Unless we want to leave folks in the lurch, or we want to support very old version of POI, we need to be cautious and intentional about how we approach modularization. Maybe wait for v5.0 or even v6.0 to do that.

[1] http://blog.joda.org/2017/05/java-se-9-jpms-automatic-modules.html
Comment 10 Andreas Beeker 2018-05-16 19:28:14 UTC
Maybe I should I explain a bit shorter, to make my self clear:

- for POI 4.0.0 I want to change the java-package of around 10 classes and leave
  the maven-packaging as is. This is sufficient to make module-info work in user code ...
  at least I didn't get any compile/execution errors

- for POI 5 *), I want a repackaging by document type

- for POI 6 *), I want to upgrade to real modules / Java 9
  and we also need to fix XmlBeans then

*) just a rough plan, but in that order


> If I understand things correctly, the module-info piece works as a
> dependency manager for jigsaw modules. But if we go all in on that,
> would it interfere with Java 8 compatibility?
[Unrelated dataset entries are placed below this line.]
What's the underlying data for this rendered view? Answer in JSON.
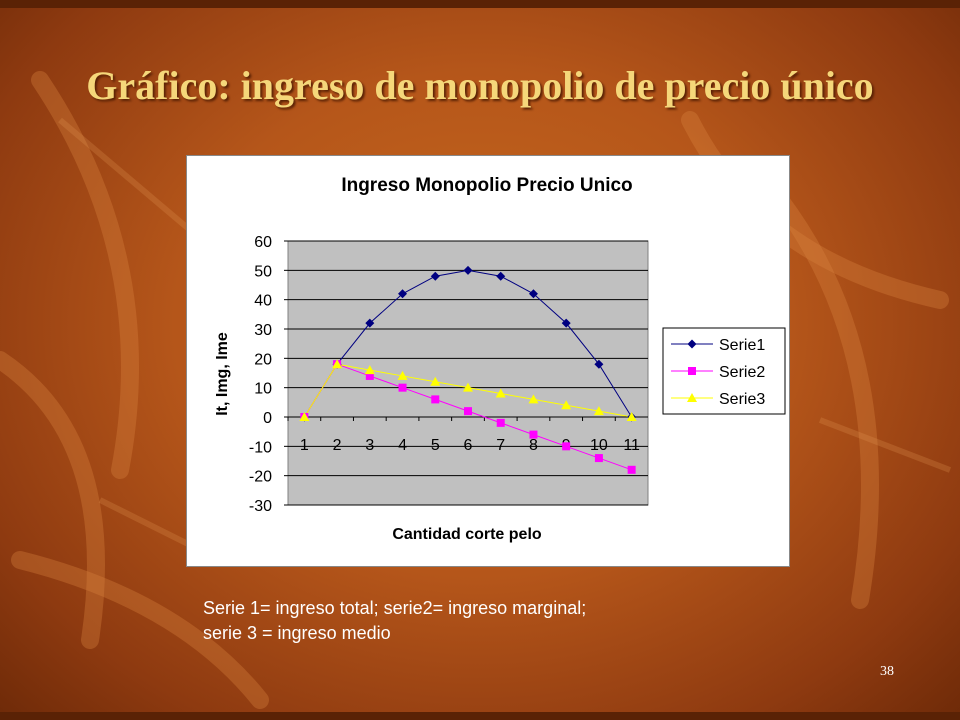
{
  "slide": {
    "title": "Gráfico: ingreso de monopolio de precio único",
    "caption_line1": "Serie 1= ingreso total; serie2= ingreso marginal;",
    "caption_line2": "serie 3 = ingreso medio",
    "page_number": "38"
  },
  "colors": {
    "background": "#b5561a",
    "title": "#f5d77a",
    "plot_area": "#c0c0c0",
    "serie1": "#000080",
    "serie2": "#ff00ff",
    "serie3": "#ffff00"
  },
  "chart_data": {
    "type": "line",
    "title": "Ingreso Monopolio Precio Unico",
    "xlabel": "Cantidad corte pelo",
    "ylabel": "It, Img, Ime",
    "categories": [
      1,
      2,
      3,
      4,
      5,
      6,
      7,
      8,
      9,
      10,
      11
    ],
    "ylim": [
      -30,
      60
    ],
    "yticks": [
      60,
      50,
      40,
      30,
      20,
      10,
      0,
      -10,
      -20,
      -30
    ],
    "grid": true,
    "legend_position": "right",
    "series": [
      {
        "name": "Serie1",
        "marker": "diamond",
        "values": [
          0,
          18,
          32,
          42,
          48,
          50,
          48,
          42,
          32,
          18,
          0
        ]
      },
      {
        "name": "Serie2",
        "marker": "square",
        "values": [
          0,
          18,
          14,
          10,
          6,
          2,
          -2,
          -6,
          -10,
          -14,
          -18
        ]
      },
      {
        "name": "Serie3",
        "marker": "triangle",
        "values": [
          0,
          18,
          16,
          14,
          12,
          10,
          8,
          6,
          4,
          2,
          0
        ]
      }
    ]
  }
}
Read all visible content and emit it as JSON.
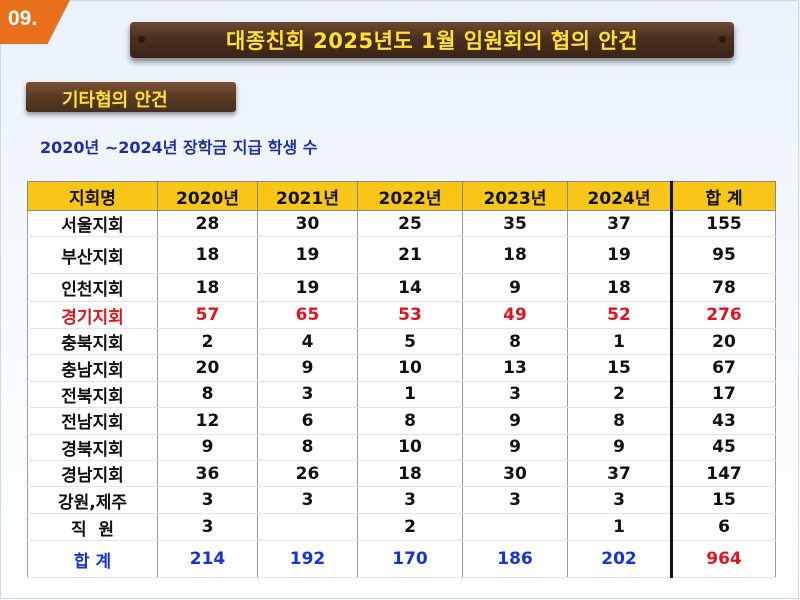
{
  "slide_number": "09.",
  "title": "대종친회 2025년도 1월 임원회의 협의 안건",
  "section": "기타협의 안건",
  "caption": "2020년 ~2024년 장학금 지급 학생 수",
  "colors": {
    "header_bg": "#f8c617",
    "title_text": "#ffe033",
    "accent_red": "#e0141e",
    "accent_blue": "#1534d0",
    "badge": "#e8701a"
  },
  "table": {
    "headers": [
      "지회명",
      "2020년",
      "2021년",
      "2022년",
      "2023년",
      "2024년",
      "합 계"
    ],
    "rows": [
      {
        "name": "서울지회",
        "vals": [
          "28",
          "30",
          "25",
          "35",
          "37"
        ],
        "sum": "155",
        "style": ""
      },
      {
        "name": "부산지회",
        "vals": [
          "18",
          "19",
          "21",
          "18",
          "19"
        ],
        "sum": "95",
        "style": ""
      },
      {
        "name": "인천지회",
        "vals": [
          "18",
          "19",
          "14",
          "9",
          "18"
        ],
        "sum": "78",
        "style": ""
      },
      {
        "name": "경기지회",
        "vals": [
          "57",
          "65",
          "53",
          "49",
          "52"
        ],
        "sum": "276",
        "style": "red"
      },
      {
        "name": "충북지회",
        "vals": [
          "2",
          "4",
          "5",
          "8",
          "1"
        ],
        "sum": "20",
        "style": ""
      },
      {
        "name": "충남지회",
        "vals": [
          "20",
          "9",
          "10",
          "13",
          "15"
        ],
        "sum": "67",
        "style": ""
      },
      {
        "name": "전북지회",
        "vals": [
          "8",
          "3",
          "1",
          "3",
          "2"
        ],
        "sum": "17",
        "style": ""
      },
      {
        "name": "전남지회",
        "vals": [
          "12",
          "6",
          "8",
          "9",
          "8"
        ],
        "sum": "43",
        "style": ""
      },
      {
        "name": "경북지회",
        "vals": [
          "9",
          "8",
          "10",
          "9",
          "9"
        ],
        "sum": "45",
        "style": ""
      },
      {
        "name": "경남지회",
        "vals": [
          "36",
          "26",
          "18",
          "30",
          "37"
        ],
        "sum": "147",
        "style": ""
      },
      {
        "name": "강원,제주",
        "vals": [
          "3",
          "3",
          "3",
          "3",
          "3"
        ],
        "sum": "15",
        "style": ""
      },
      {
        "name": "직  원",
        "vals": [
          "3",
          "",
          "2",
          "",
          "1"
        ],
        "sum": "6",
        "style": ""
      },
      {
        "name": "합 계",
        "vals": [
          "214",
          "192",
          "170",
          "186",
          "202"
        ],
        "sum": "964",
        "style": "total"
      }
    ]
  }
}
I guess so -> https://github.com/google/guava/issues/2970



> I suggest that we should not make the move to modules yet because none of
> our dependencies have made the switch. ...

Regarding the modules, I'd go in the steps above


> And we should only move POI to modules when all of our dependencies are modularized ...

ACK, but we might ask them about their Jigsaw plans and about adding the
Automatic-Module-Name manifest entry




> I do believe that modules are the way to go, but we must be intentional about
> it if we are to avoid unintended consequences.

If we go in two steps, we don't have two building sites at once ...
For the time being, I don't think that adding an Automatic-Module-Name entry
would make sense for us.



> ... and any questions are met with "you are on a very old version of jqGrid,
> try upgrading first".

ha ha ... I like that twist, i.e. the implicit comparision to our typical SO answers.
Looking at our dependencies, I don't think commons-codec/collection would
upgrade before us, but currently I don't think that's a problem
Comment 11 Andreas Beeker 2018-05-27 22:21:47 UTC
Add the patches via:
- r1832361 | unsplit packages - 4 - open HPSF
- r1832360 | unsplit packages - 3 - only imports
- r1832359 | unsplit packages - 2 - modified classes (not only imports)
- r1832358 | unsplit packages - 1 - moved classes

I'm leaving the issue open, in case further modifications are necessary until 4.0.0 is released
Comment 12 Dominik Stadler 2018-12-22 17:41:37 UTC
Seems to be fixed, no more changes seem necessary here for now.